Dorothy Day | Una lunga solitudine
| Autobiografia | Jaca Book, traduzione di Marilina Degli Alberti
Dorothy Day è stata un’attivista cattolica che ha dedicato la vita alla giustizia sociale.
Nata nel 1897 a Brooklyn, fin da giovanissima, Dorothy Day si appassiona alla causa dei diritti delle classi sociali più povere, a partire dal proletariato americano della Grande Depressione. Nata all’interno del movimento anarchico e comunista, la lotta sociale di Dorothy Day non si ferma con la sua conversione al cattolicesimo. Anzi, assume una nuova dimensione. La massa viene sostituita dal “popolo”. La persona torna al centro. La dignità di ogni individuo, che sia l’operaio sotto la soglia della povertà, l’immigrato o la persona Nera (ricordiamoci che siamo prima delle battaglie dei diritti civili, in piena epoca delle leggi di segregazione razziale), diventa il centro dell’impegno di Dorothy Day. Impegno che dura per sempre e che permea ogni aspetto della sua vita.

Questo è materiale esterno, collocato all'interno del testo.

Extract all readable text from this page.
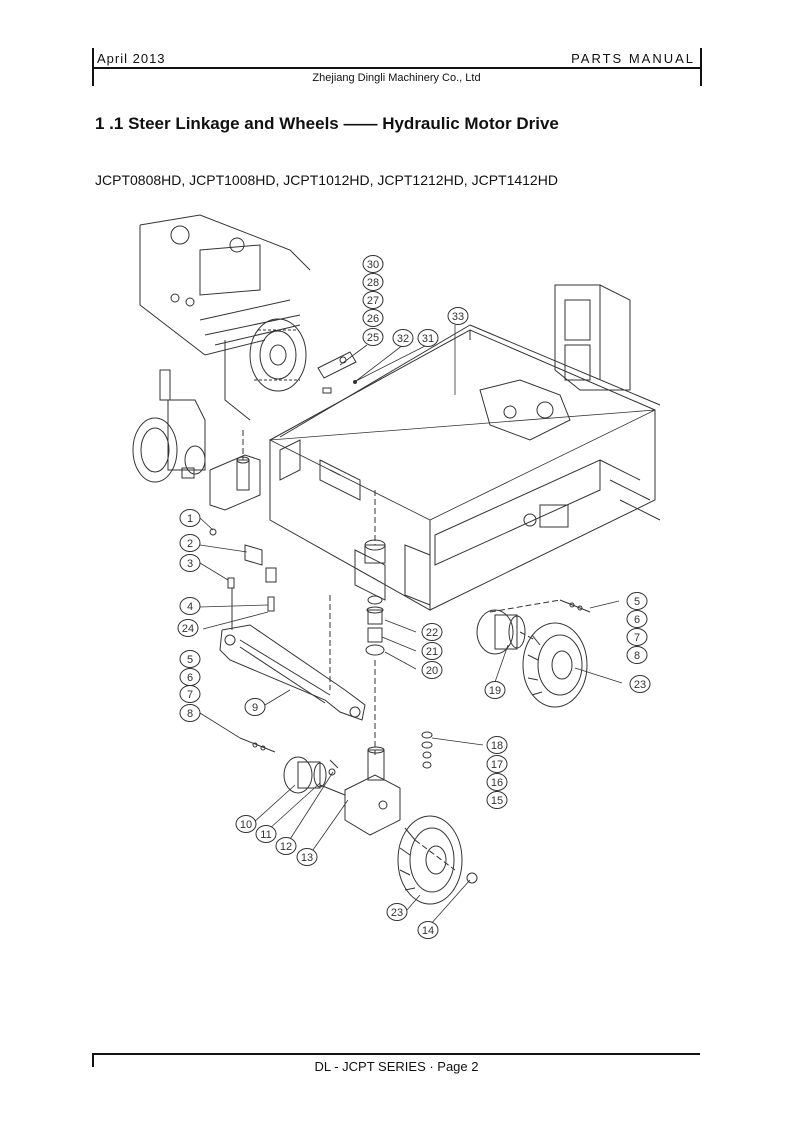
April 2013	PARTS MANUAL
Zhejiang Dingli Machinery Co., Ltd
1 .1 Steer Linkage and Wheels —— Hydraulic Motor Drive
JCPT0808HD, JCPT1008HD, JCPT1012HD, JCPT1212HD, JCPT1412HD
30
28
27
26
25 32 31
33
1
2
3
4
24
5
6
7
8	9
22
21
20
5
6
7
8
19	23
18
17
16
15
10
11
12
13
23
14
DL - JCPT SERIES · Page 2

Madre di una figlia che ha con il suo compagno al di fuori del matrimonio, per scelta, prima della sua conversione, Dorothy Day sceglie poi dolorosamente di separarsi dal compagno proprio per coerenza con la sua nuova fede cattolica. Cresce quindi la figlia da sola, lavorando a tempo pieno come giornalista e poi, dopo aver lanciato il Catholic Social Movement, dedicandosi completamente a questo movimento.
Riguardo il suo impegno e quello di tutto il movimento per la giustizia sociale, dice:
“Ognuno di noi attirato verso le persone povere lo era per un senso di responsabilità, una percezione che in qualche modo ci faceva capire che stavamo vivendo dello sfruttamento di qualcun’altro. Il fatto che noi fossimo nati in un determinato ambiente, ci fosse stato possibile andare a scuola, potessimo competere con altri e difenderci, avessimo poche o nulle disabilità – tutte queste cose ci definivano in qualche modo privilegiati”.
La dimensione femminile del suo impegno, e di come la Chiesa la vedesse, non viene ignorata da Dorothy Day.
“Una volta un prete mi disse che se fossi stata una donna di famiglia, le cose che scrivo su The Catholic Worker su comunità e personalismo avrebbero una maggiore validità. (..) Ma io sono una donna di famiglia! Ho avuto un compagno e una vita casalinga – ho una figlia e gestisco i suoi problemi quotidianamente. Come posso permettere che qualcuno mi metta in testa che io sia una persona sola? Sono madre, e madre di una grande famiglia per di più. Essere madre è realizzazione, è dedicarsi agli altri, è Amore e, ovviamente, è soffrire. “Fa abitare nella casa la donna sterile come madre gioiosa dei figli.” Dio mi ha veramente resa la donna sterile che abita la casa, madre gioiosa dei figli.”
Peraltro, proprio la figlia di Dorothy Day è in parte responsabile del titolo dell’autobiografia, la lunga solitudine. Situazione comune a molte donne nel corso della vita, ad esempio quando si hanno figli piccoli o più spesso durante la vecchiaia, la lunga solitudine è centrale nel pensiero di Day.
“L’unica risposta alla solitudine che siamo tutti destinati a sperimentare è la comunità. Vivere insieme, lavorare insieme, condividere, amare Dio e il fratello e la sorella, e vivere insieme con loro perché cosi si manifesti il nostro amore per Lui.”